Отмечается более высокая распространенность ЗСОНМ в некоторых неевропейских популяциях, в том числе среди населения стран Африки, Восточной Азии и Латинской Америки, где классический РС встречается несколько реже [16,36,44]. В исследовании, в котором определялась распространенность иммуноглобулина G (IgG) к аквапорину-4 (AQP4) в разных популяциях, было выявлено, что что у чернокожих пациентов с воспалительными демиелинизирующими заболеваниями ЦНС заболеваемость и распространенность ЗСОНМ, а также аутоиммунитет к AQP4, были значительно выше по сравнению с белокожими [45]. Например, по данным этого исследования, общая распространенность ЗСОНМ на карибском острове Мартиника (преимущественно чернокожие участники) составила 10 на 100 000, тогда как в округе Олмстед, штат Миннесота (преимущественно белокожие участники) - 3,9 на 100 000. Однако в некоторых более ранних исследованиях не было выявлено этнической предрасположенности к ЗСОНМ [46,47], что позволяет предположить, что это может быть связано с относительной редкостью РС в этих группах, а не с истинным преобладанием ЗСОНМ [48]. В одном ретроспективном отчете о пациентах из шести центров (Дания, Германия, Южная Корея, Великобритания, США и Таиланд), серопозитивных по антителам к AQP4, было установлено, что у пациентов азиатского и африканского происхождения средний возраст дебюта заболевания был ниже, а распространенность поражения головного и ствола мозга - выше по сравнению с белокожими пациентами из этих стран [37].

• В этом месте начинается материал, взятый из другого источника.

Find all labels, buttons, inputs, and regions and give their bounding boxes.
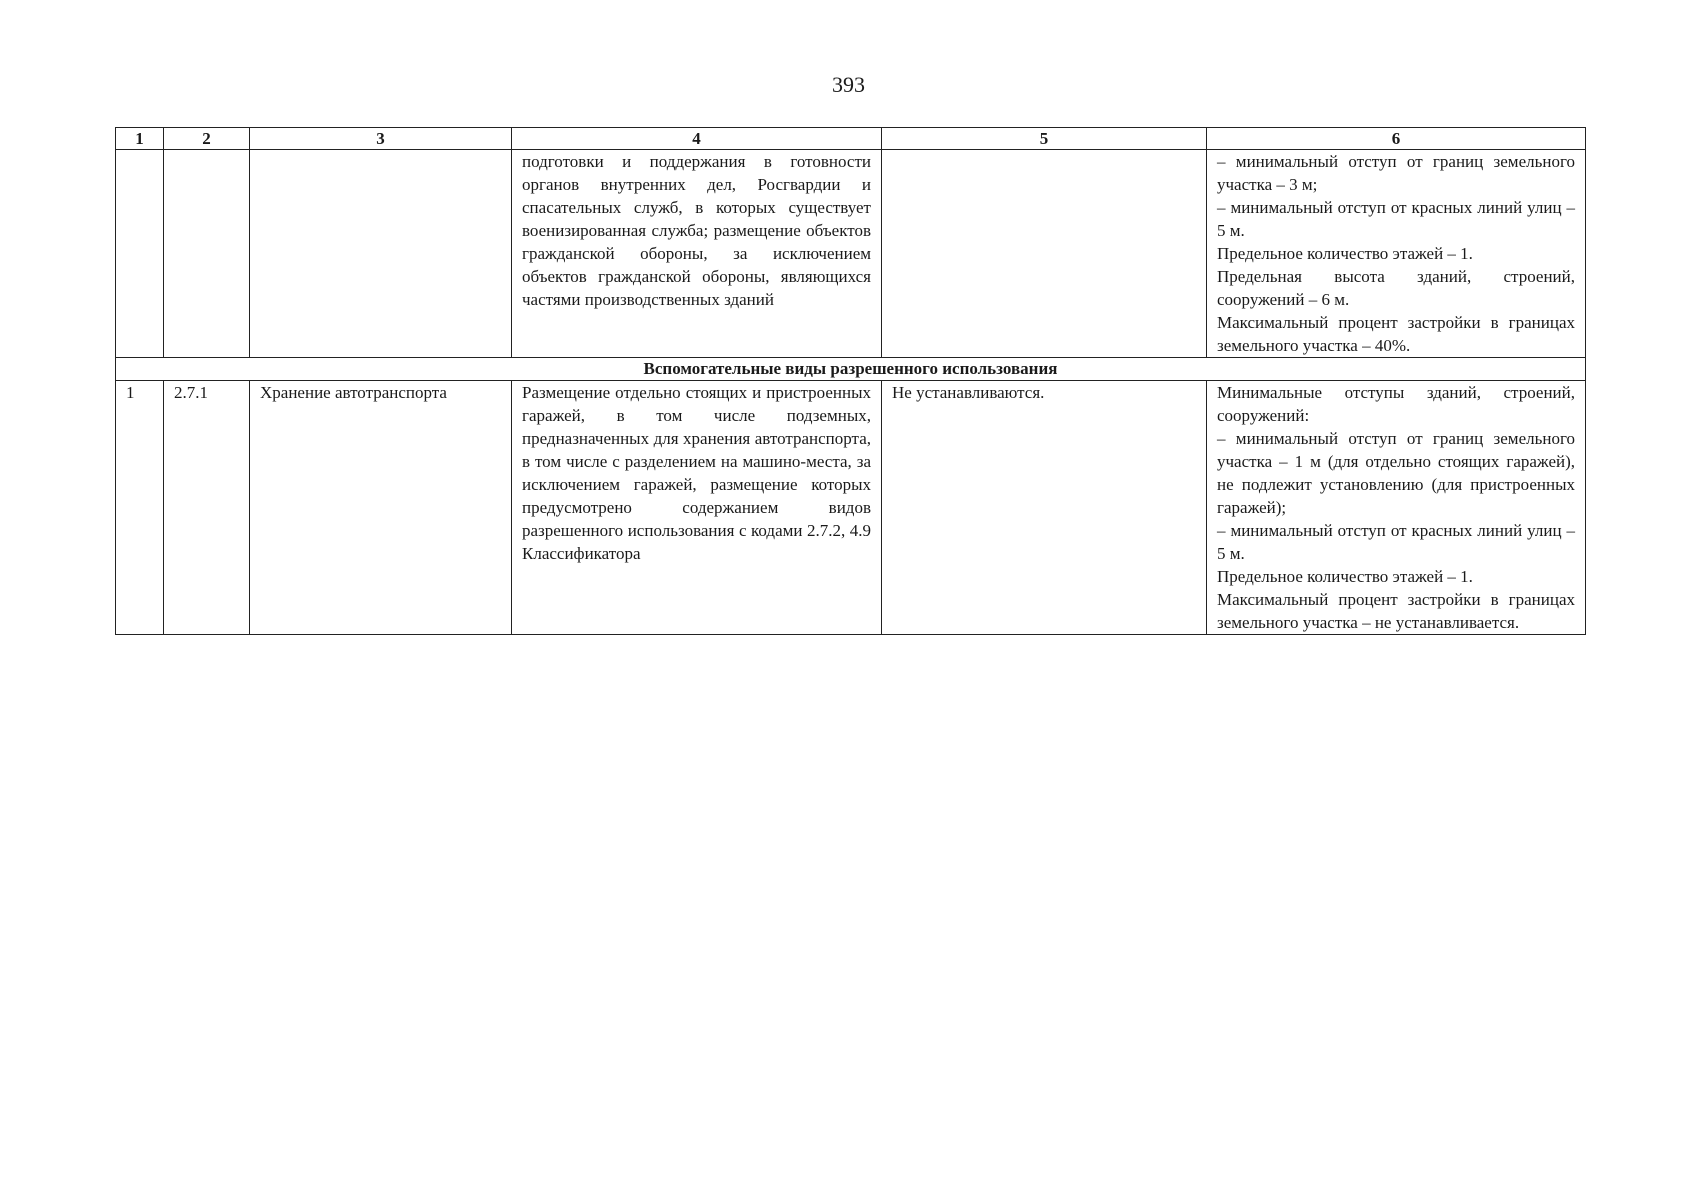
zoning-table	[115, 127, 1586, 635]
header-col-2: 2	[164, 128, 250, 150]
cont-col-2	[164, 150, 250, 358]
cont-col-5	[882, 150, 1207, 358]
row-use-description: Размещение отдельно стоящих и пристроенных гаражей, в том числе подземных, предназначенных для хранения автотранспорта, в том числе с разделением на машино-места, за исключением гаражей, размещение которых предусмотрено содержанием видов разрешенного использования с кодами 2.7.2, 4.9 Классификатора	[512, 381, 882, 635]
cont-col-6-line: – минимальный отступ от границ земельного участка – 3 м;	[1217, 152, 1575, 194]
header-col-3: 3	[250, 128, 512, 150]
row-use-name: Хранение автотранспорта	[250, 381, 512, 635]
row-parameter-line: Минимальные отступы зданий, строений, сооружений:	[1217, 383, 1575, 425]
row-parameters	[1207, 381, 1586, 635]
row-parameter-line: – минимальный отступ от границ земельного участка – 1 м (для отдельно стоящих гаражей), не подлежит установлению (для пристроенных гаражей);	[1217, 429, 1575, 517]
row-parameter-line: Максимальный процент застройки в границах земельного участка – не устанавливается.	[1217, 590, 1575, 632]
header-row	[116, 128, 1586, 150]
header-col-1: 1	[116, 128, 164, 150]
cont-col-1	[116, 150, 164, 358]
header-col-6: 6	[1207, 128, 1586, 150]
section-title: Вспомогательные виды разрешенного использования	[116, 358, 1586, 381]
cont-col-6-line: Предельное количество этажей – 1.	[1217, 244, 1473, 263]
header-col-5: 5	[882, 128, 1207, 150]
table-row-continued	[116, 150, 1586, 358]
cont-col-6-line: Предельная высота зданий, строений, сооружений – 6 м.	[1217, 267, 1575, 309]
cont-col-3	[250, 150, 512, 358]
row-col-5: Не устанавливаются.	[882, 381, 1207, 635]
table-row	[116, 381, 1586, 635]
header-col-4: 4	[512, 128, 882, 150]
cont-col-6-line: – минимальный отступ от красных линий улиц – 5 м.	[1217, 198, 1575, 240]
section-header-row	[116, 358, 1586, 381]
row-parameter-line: Предельное количество этажей – 1.	[1217, 567, 1473, 586]
cont-col-6	[1207, 150, 1586, 358]
row-number: 1	[116, 381, 164, 635]
page-number: 393	[832, 72, 865, 97]
cont-col-6-line: Максимальный процент застройки в границах земельного участка – 40%.	[1217, 313, 1575, 355]
row-code: 2.7.1	[164, 381, 250, 635]
cont-col-4: подготовки и поддержания в готовности органов внутренних дел, Росгвардии и спасательных служб, в которых существует военизированная служба; размещение объектов гражданской обороны, за исключением объектов гражданской обороны, являющихся частями производственных зданий	[512, 150, 882, 358]
row-parameter-line: – минимальный отступ от красных линий улиц – 5 м.	[1217, 521, 1575, 563]
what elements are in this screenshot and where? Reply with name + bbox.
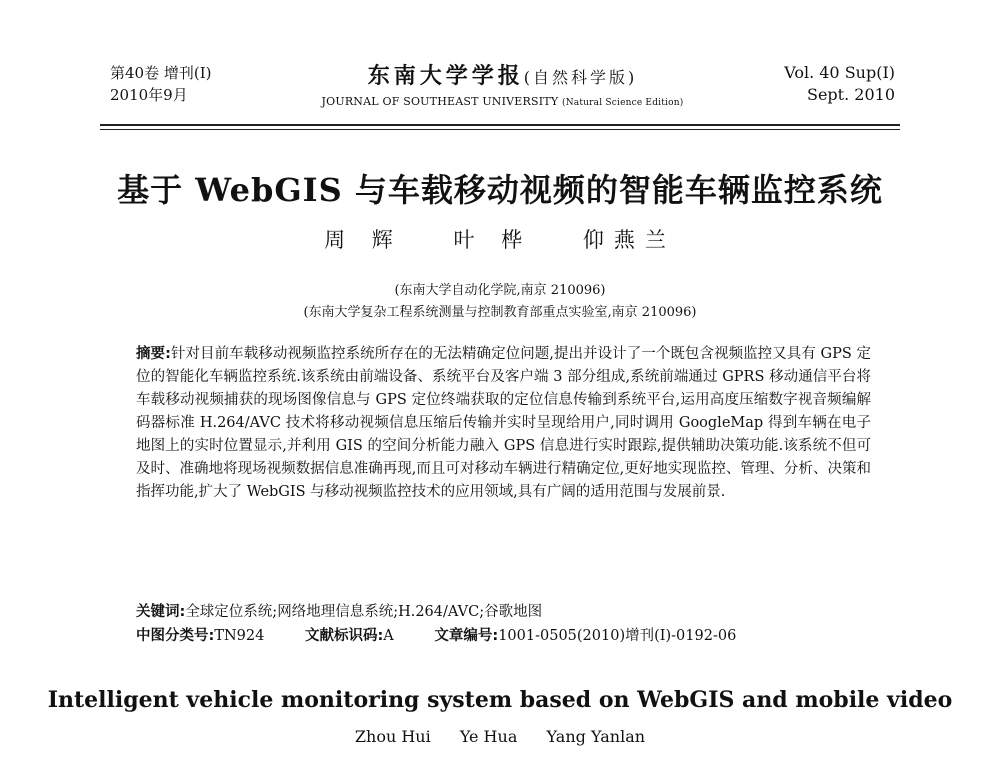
article-number-label: 文章编号:: [434, 628, 499, 644]
article-number: 1001-0505(2010)增刊(I)-0192-06: [498, 628, 737, 644]
author-cn: 仰燕兰: [582, 228, 676, 252]
issue-info-right: [784, 62, 895, 106]
doc-code-label: 文献标识码:: [304, 628, 384, 644]
journal-edition-cn: (自然科学版): [523, 68, 638, 87]
affiliation: (东南大学复杂工程系统测量与控制教育部重点实验室,南京 210096): [303, 305, 697, 320]
abstract-label: 摘要:: [136, 346, 171, 362]
journal-edition-en: (Natural Science Edition): [562, 98, 684, 108]
volume-issue-cn: 第40卷 增刊(I): [110, 64, 212, 82]
affiliation: (东南大学自动化学院,南京 210096): [394, 283, 606, 298]
keywords-label: 关键词:: [136, 604, 186, 620]
author-cn: 叶 桦: [453, 228, 533, 252]
header-rule-thin: [100, 129, 900, 130]
author-list-cn: [0, 224, 1000, 254]
date-cn: 2010年9月: [110, 86, 188, 104]
abstract: [136, 343, 871, 504]
class-number-label: 中图分类号:: [136, 628, 215, 644]
paper-title-en: Intelligent vehicle monitoring system based on WebGIS and mobile video: [47, 687, 953, 713]
paper-title-cn: 基于 WebGIS 与车载移动视频的智能车辆监控系统: [117, 171, 883, 209]
author-en: Yang Yanlan: [546, 727, 646, 746]
volume-issue-en: Vol. 40 Sup(I): [784, 63, 895, 82]
header-rule-thick: [100, 124, 900, 126]
keywords: [136, 601, 871, 623]
abstract-text: 针对目前车载移动视频监控系统所存在的无法精确定位问题,提出并设计了一个既包含视频监控又具有 GPS 定位的智能化车辆监控系统.该系统由前端设备、系统平台及客户端 3 部分组成,系统前端通过 GPRS 移动通信平台将车载移动视频捕获的现场图像信息与 GPS 定位终端获取的定位信息传输到系统平台,运用高度压缩数字视音频编解码器标准 H.264/AVC 技术将移动视频信息压缩后传输并实时呈现给用户,同时调用 GoogleMap 得到车辆在电子地图上的实时位置显示,并利用 GIS 的空间分析能力融入 GPS 信息进行实时跟踪,提供辅助决策功能.该系统不但可及时、准确地将现场视频数据信息准确再现,而且可对移动车辆进行精确定位,更好地实现监控、管理、分析、决策和指挥功能,扩大了 WebGIS 与移动视频监控技术的应用领域,具有广阔的适用范围与发展前景.: [136, 346, 871, 500]
date-en: Sept. 2010: [807, 85, 895, 104]
journal-name-cn: 东南大学学报(自然科学版): [367, 63, 638, 89]
journal-name-en: JOURNAL OF SOUTHEAST UNIVERSITY (Natural Science Edition): [321, 95, 684, 108]
author-en: Ye Hua: [459, 727, 518, 746]
doc-code: A: [383, 628, 394, 644]
journal-name: [110, 62, 895, 111]
classification-line: [136, 625, 871, 647]
class-number: TN924: [214, 628, 265, 644]
author-cn: 周 辉: [324, 228, 403, 252]
affiliations: [0, 280, 1000, 324]
author-list-en: [0, 727, 1000, 746]
journal-header: [110, 62, 895, 124]
keywords-text: 全球定位系统;网络地理信息系统;H.264/AVC;谷歌地图: [185, 604, 543, 620]
author-en: Zhou Hui: [354, 727, 431, 746]
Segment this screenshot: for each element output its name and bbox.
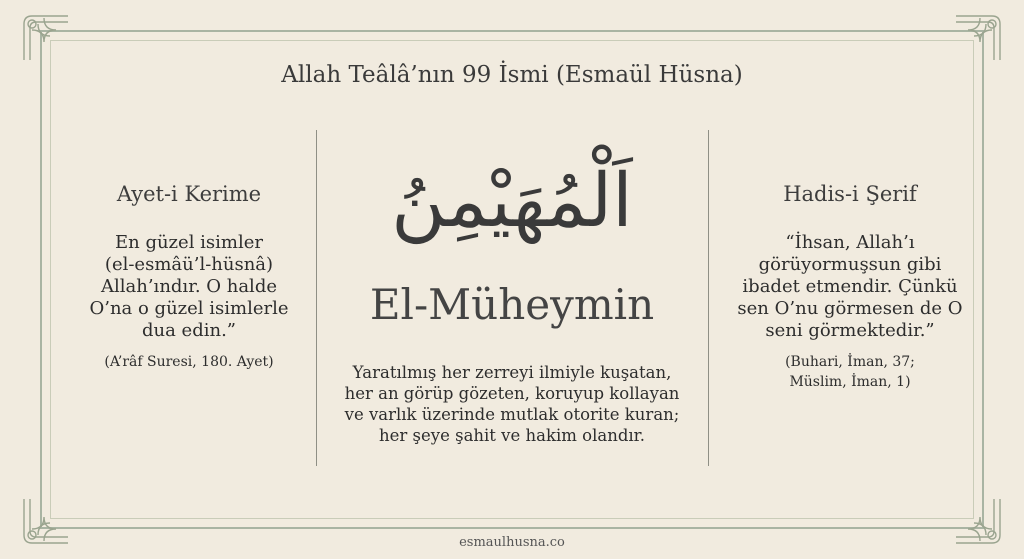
hadis-heading: Hadis-i Şerif [783,182,917,206]
ayet-heading: Ayet-i Kerime [116,182,262,206]
hadis-source: (Buhari, İman, 37; Müslim, İman, 1) [785,354,915,390]
name-meaning: Yaratılmış her zerreyi ilmiyle kuşatan, her an görüp gözeten, koruyup kollayan ve varlık üzerinde mutlak otorite kuran; her şeye şahit ve hakim olandır. [344,363,680,445]
ayet-source: (A’râf Suresi, 180. Ayet) [104,354,274,370]
page-title: Allah Teâlâ’nın 99 İsmi (Esmaül Hüsna) [281,62,743,88]
corner-ornament-icon [950,10,1006,66]
site-footer: esmaulhusna.co [459,535,565,550]
transliterated-name: El-Müheymin [369,280,655,329]
corner-ornament-icon [18,10,74,66]
ayet-text: En güzel isimler (el-esmâü’l-hüsnâ) Allah’ındır. O halde O’na o güzel isimlerle dua edin.” [89,232,289,341]
arabic-name: اَلْمُهَيْمِنُ [391,158,633,244]
ayet-column [64,182,314,372]
column-divider-right [708,130,709,466]
hadis-text: “İhsan, Allah’ı görüyormuşsun gibi ibadet etmendir. Çünkü sen O’nu görmesen de O seni görmektedir.” [737,232,963,341]
hadis-column [725,182,975,392]
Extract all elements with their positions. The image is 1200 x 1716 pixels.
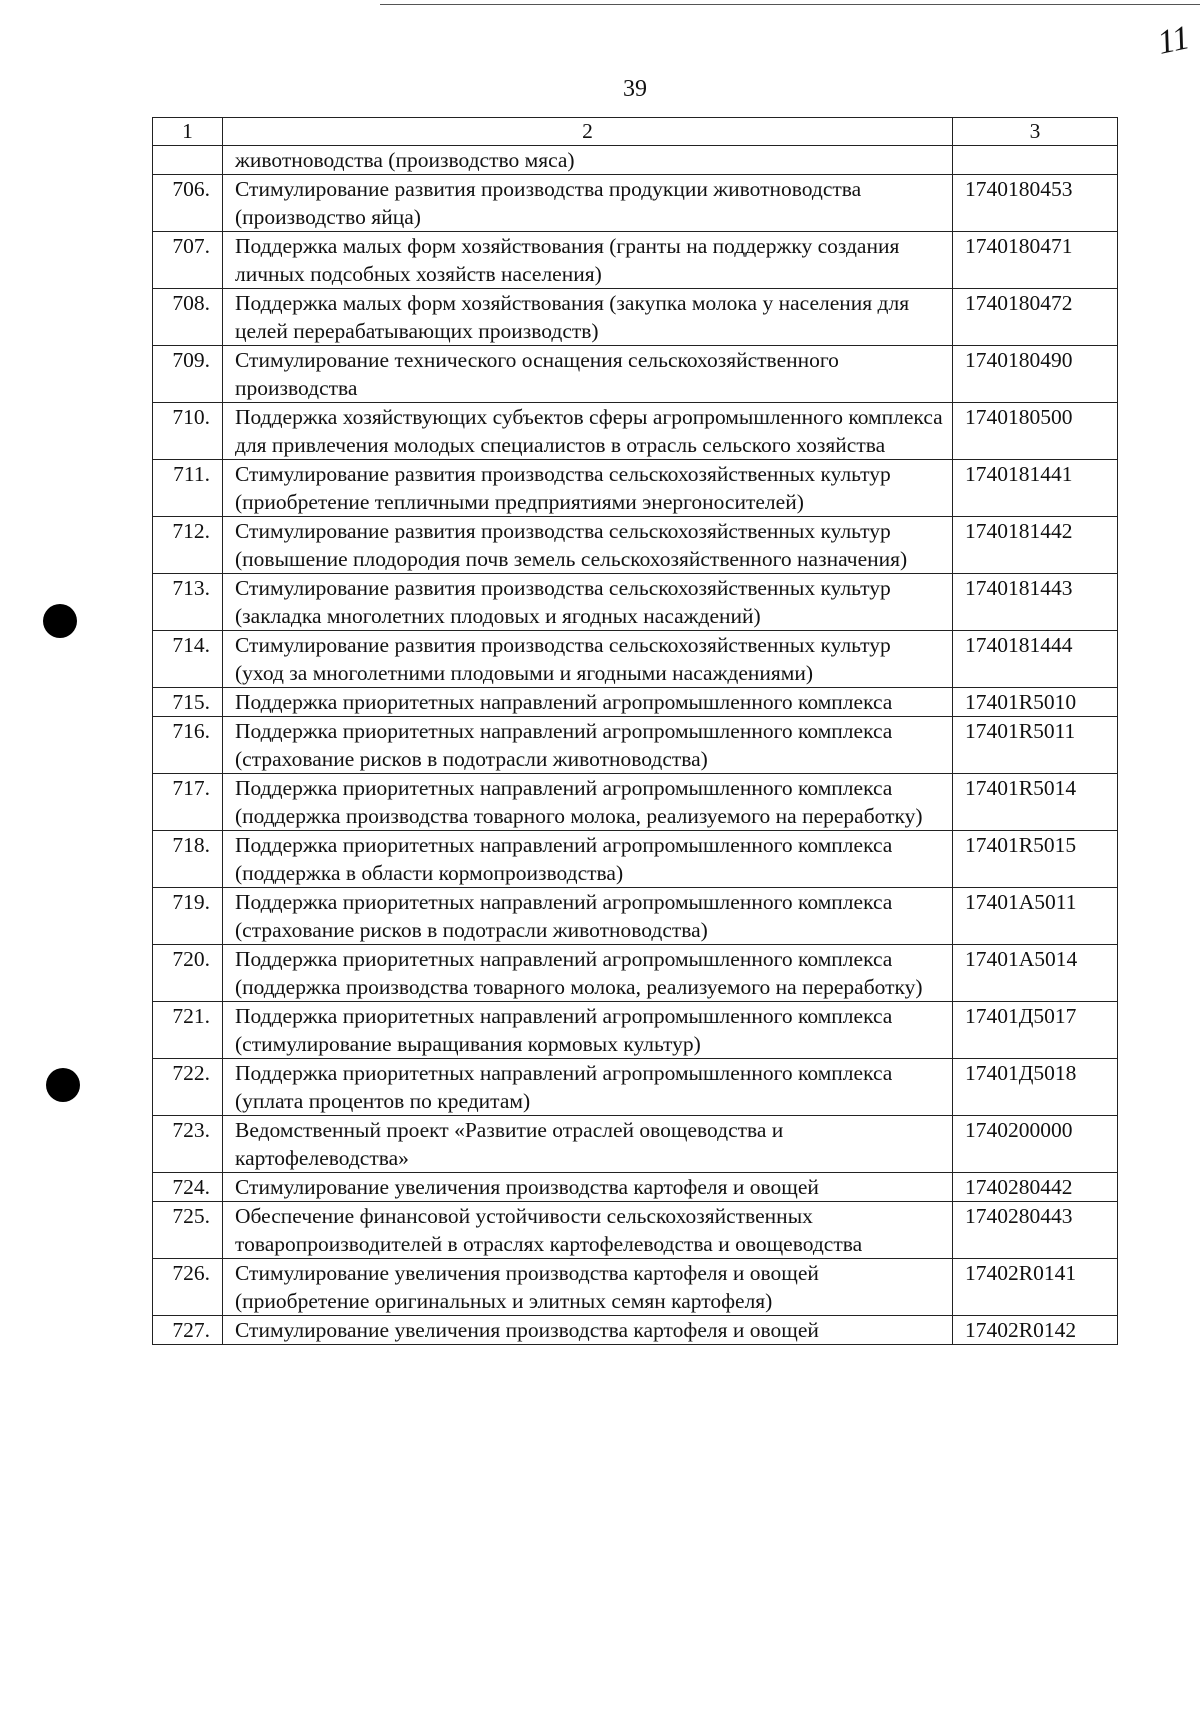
row-name: Поддержка приоритетных направлений агропромышленного комплекса (стимулирование выращивания кормовых культур): [223, 1002, 953, 1059]
table-row: [153, 289, 1118, 346]
column-header-code: 3: [953, 118, 1118, 146]
row-name: Стимулирование увеличения производства картофеля и овощей (приобретение оригинальных и элитных семян картофеля): [223, 1259, 953, 1316]
row-number: 719.: [153, 888, 223, 945]
binder-hole: [43, 604, 77, 638]
row-name: Обеспечение финансовой устойчивости сельскохозяйственных товаропроизводителей в отраслях картофелеводства и овощеводства: [223, 1202, 953, 1259]
table-row: [153, 774, 1118, 831]
row-code: 17401Д5018: [953, 1059, 1118, 1116]
row-name: Стимулирование развития производства сельскохозяйственных культур (уход за многолетними плодовыми и ягодными насаждениями): [223, 631, 953, 688]
table-row: [153, 1316, 1118, 1345]
row-name: Поддержка малых форм хозяйствования (закупка молока у населения для целей перерабатывающих производств): [223, 289, 953, 346]
row-number: 725.: [153, 1202, 223, 1259]
row-name: Стимулирование развития производства сельскохозяйственных культур (закладка многолетних плодовых и ягодных насаждений): [223, 574, 953, 631]
table-row: [153, 688, 1118, 717]
table-row: [153, 1116, 1118, 1173]
row-code: 1740180500: [953, 403, 1118, 460]
row-number: [153, 146, 223, 175]
table-row: [153, 1059, 1118, 1116]
row-name: Поддержка приоритетных направлений агропромышленного комплекса (поддержка производства товарного молока, реализуемого на переработку): [223, 774, 953, 831]
table-row: [153, 517, 1118, 574]
table-row: [153, 1173, 1118, 1202]
row-code: 1740180472: [953, 289, 1118, 346]
page-number: 39: [623, 76, 647, 102]
row-number: 709.: [153, 346, 223, 403]
table-row: [153, 232, 1118, 289]
row-name: Поддержка приоритетных направлений агропромышленного комплекса (страхование рисков в подотрасли животноводства): [223, 888, 953, 945]
row-number: 712.: [153, 517, 223, 574]
row-code: 1740181444: [953, 631, 1118, 688]
row-number: 722.: [153, 1059, 223, 1116]
table-row: [153, 175, 1118, 232]
row-name: Стимулирование развития производства продукции животноводства (производство яйца): [223, 175, 953, 232]
row-number: 715.: [153, 688, 223, 717]
row-number: 717.: [153, 774, 223, 831]
row-code: 17401R5014: [953, 774, 1118, 831]
row-name: Стимулирование увеличения производства картофеля и овощей: [223, 1173, 953, 1202]
column-header-name: 2: [223, 118, 953, 146]
row-name: Поддержка приоритетных направлений агропромышленного комплекса (страхование рисков в подотрасли животноводства): [223, 717, 953, 774]
row-number: 716.: [153, 717, 223, 774]
table-row: [153, 631, 1118, 688]
budget-code-table: [152, 117, 1118, 1345]
table-row: [153, 831, 1118, 888]
row-code: 1740200000: [953, 1116, 1118, 1173]
row-name: Стимулирование увеличения производства картофеля и овощей: [223, 1316, 953, 1345]
row-number: 706.: [153, 175, 223, 232]
row-number: 720.: [153, 945, 223, 1002]
row-name: Поддержка приоритетных направлений агропромышленного комплекса (уплата процентов по кредитам): [223, 1059, 953, 1116]
row-code: 17401R5010: [953, 688, 1118, 717]
row-name: Поддержка хозяйствующих субъектов сферы агропромышленного комплекса для привлечения молодых специалистов в отрасль сельского хозяйства: [223, 403, 953, 460]
row-code: 17401R5011: [953, 717, 1118, 774]
header-row: [153, 118, 1118, 146]
row-name: Поддержка приоритетных направлений агропромышленного комплекса: [223, 688, 953, 717]
table-row: [153, 346, 1118, 403]
row-code: 1740181442: [953, 517, 1118, 574]
table-row: [153, 1202, 1118, 1259]
row-code: 1740181443: [953, 574, 1118, 631]
row-number: 713.: [153, 574, 223, 631]
row-code: 17402R0142: [953, 1316, 1118, 1345]
row-code: 17401А5011: [953, 888, 1118, 945]
table-row: [153, 460, 1118, 517]
table-row: [153, 1259, 1118, 1316]
row-number: 714.: [153, 631, 223, 688]
row-code: [953, 146, 1118, 175]
row-number: 710.: [153, 403, 223, 460]
binder-hole: [46, 1068, 80, 1102]
row-code: 17401Д5017: [953, 1002, 1118, 1059]
row-name: животноводства (производство мяса): [223, 146, 953, 175]
row-number: 726.: [153, 1259, 223, 1316]
row-code: 1740181441: [953, 460, 1118, 517]
row-code: 1740180471: [953, 232, 1118, 289]
row-code: 17401А5014: [953, 945, 1118, 1002]
row-name: Поддержка приоритетных направлений агропромышленного комплекса (поддержка производства товарного молока, реализуемого на переработку): [223, 945, 953, 1002]
row-code: 1740280442: [953, 1173, 1118, 1202]
continuation-row: [153, 146, 1118, 175]
table-row: [153, 945, 1118, 1002]
row-code: 17402R0141: [953, 1259, 1118, 1316]
row-code: 1740180453: [953, 175, 1118, 232]
row-name: Стимулирование технического оснащения сельскохозяйственного производства: [223, 346, 953, 403]
top-edge-rule: [380, 4, 1200, 5]
row-name: Стимулирование развития производства сельскохозяйственных культур (повышение плодородия почв земель сельскохозяйственного назначения): [223, 517, 953, 574]
table-row: [153, 403, 1118, 460]
row-number: 723.: [153, 1116, 223, 1173]
row-number: 711.: [153, 460, 223, 517]
row-number: 707.: [153, 232, 223, 289]
table-row: [153, 1002, 1118, 1059]
row-number: 718.: [153, 831, 223, 888]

В Японии на долю оптико-спинальной формы рассеянного склероза, клинически и иммунологически схожей с ЗСОНМ, приходится около 15–40% всех случаев РС. Исторически эта форма выделялась в качестве отдельного заболевания, хотя и в рамках спектра классического «западного» РС [49]. Вопрос о том, являются ли ЗСОНМ и азиатская оптико-спинальная форма РС одной и той же нозологической единицей, остается открытым [49,50]. Тем не менее, в настоящее время азиатская оптико-спинальная форма РС считается частью ЗСОНМ.

Факторы риска

ЗСОНМ, как правило, носит спорадический характер, хотя описаны и единичные семейные случаи [48]. Имеющиеся ограниченные данные позволяют предположить, что генетические варианты в области главного комплекса гистосовместимости ассоциированы с ЗСОНМ [51]. У пациентов с аутоиммунными заболеваниями, включая системную красную волчанку, болезнь Шегрена и миастению гравис, может быть повышенный риск развития ЗСОНМ [52,53].